Na véspera do Ano-Novo, o chanceler iraniano, Javad Zarif, afirmou que Washington buscava um “pretexto para a guerra”. Começaram a circular rumores na imprensa israelense e árabe de que Israel estaria pressionando Trump a atacar as centrais nucleares do Irã.
O analista iraniano baseado nos EUA, Trita Parsi, vice presidente do instituto Quincy Group, afirmou por email que, mesmo que a movimentação americana tenha sido apenas uma forma de dissuadir uma retaliação no primeiro aniversário do assassinato do general Suleimani, a percepção em Teerã é outra.
“Não há motivo para achar que confrontar o Irã para criar caos, evitará a posse de Joe Biden [que o derrotou em novembro] daria certo. Mas a insanidade da ideia não é razão suficiente para que Trump não atentasse”, escreveu Parsi.
Não custa lembrar que o presidente acaba de ser flagrado tentando manipular o responsável pela recontagem de votos na Geórgia.

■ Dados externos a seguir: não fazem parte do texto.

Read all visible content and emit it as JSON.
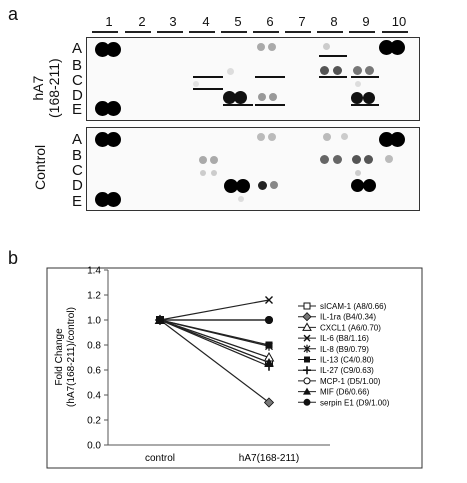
{
  "panel_a_label": "a",
  "panel_b_label": "b",
  "columns": [
    "1",
    "2",
    "3",
    "4",
    "5",
    "6",
    "7",
    "8",
    "9",
    "10"
  ],
  "rows": [
    "A",
    "B",
    "C",
    "D",
    "E"
  ],
  "blot_top_label": "hA7\n(168-211)",
  "blot_top_label_line1": "hA7",
  "blot_top_label_line2": "(168-211)",
  "blot_bottom_label": "Control",
  "chart_data": {
    "type": "line",
    "categories": [
      "control",
      "hA7(168-211)"
    ],
    "ylabel": "Fold Change\n(hA7(168-211)/control)",
    "ylabel_line1": "Fold Change",
    "ylabel_line2": "(hA7(168-211)/control)",
    "ylim": [
      0.0,
      1.4
    ],
    "yticks": [
      "0.0",
      "0.2",
      "0.4",
      "0.6",
      "0.8",
      "1.0",
      "1.2",
      "1.4"
    ],
    "series": [
      {
        "name": "sICAM-1 (A8/0.66)",
        "values": [
          1.0,
          0.66
        ],
        "marker": "square-open"
      },
      {
        "name": "IL-1ra (B4/0.34)",
        "values": [
          1.0,
          0.34
        ],
        "marker": "diamond"
      },
      {
        "name": "CXCL1 (A6/0.70)",
        "values": [
          1.0,
          0.7
        ],
        "marker": "triangle-open"
      },
      {
        "name": "IL-6 (B8/1.16)",
        "values": [
          1.0,
          1.16
        ],
        "marker": "x"
      },
      {
        "name": "IL-8 (B9/0.79)",
        "values": [
          1.0,
          0.79
        ],
        "marker": "star"
      },
      {
        "name": "IL-13 (C4/0.80)",
        "values": [
          1.0,
          0.8
        ],
        "marker": "square"
      },
      {
        "name": "IL-27 (C9/0.63)",
        "values": [
          1.0,
          0.63
        ],
        "marker": "plus"
      },
      {
        "name": "MCP-1 (D5/1.00)",
        "values": [
          1.0,
          1.0
        ],
        "marker": "circle-open"
      },
      {
        "name": "MIF (D6/0.66)",
        "values": [
          1.0,
          0.66
        ],
        "marker": "triangle"
      },
      {
        "name": "serpin E1 (D9/1.00)",
        "values": [
          1.0,
          1.0
        ],
        "marker": "circle"
      }
    ]
  }
}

Parsi lembra que Trump seguiu todos os conselhos do maior financiador do Partido Republicano, o bilionário pró-Israel Sheldon Adelson: reconheceu Jerusalém como capital, aceitou a anexação israelense das Colinas de Golã (Síria) e soltou o espião de Tel Aviv Jonathan Pollard.
Adelson pede também uma guerra contra o Irã. Como ocorre no governo de Jair Bolsonaro no Brasil, o eleitorado evangélico apoiou Trump. E há uma crença entre setores desse grupo de que Israel precisa estar estabelecido para que Jesus Cristo volte à Terra no fim dos tempos.
Com efeito, o maior ganho da política externa de Trump foi o estabelecimento de acordos entre Israel e países árabes, visando cercar o Irã. Tal movimento belicista de últimahora, contudo, teria resistência no Pentágono, argumenta Parsi. “Há um risco claro de que essas três últimas semanas da Presidência Trump possam ser as mais perigosas.”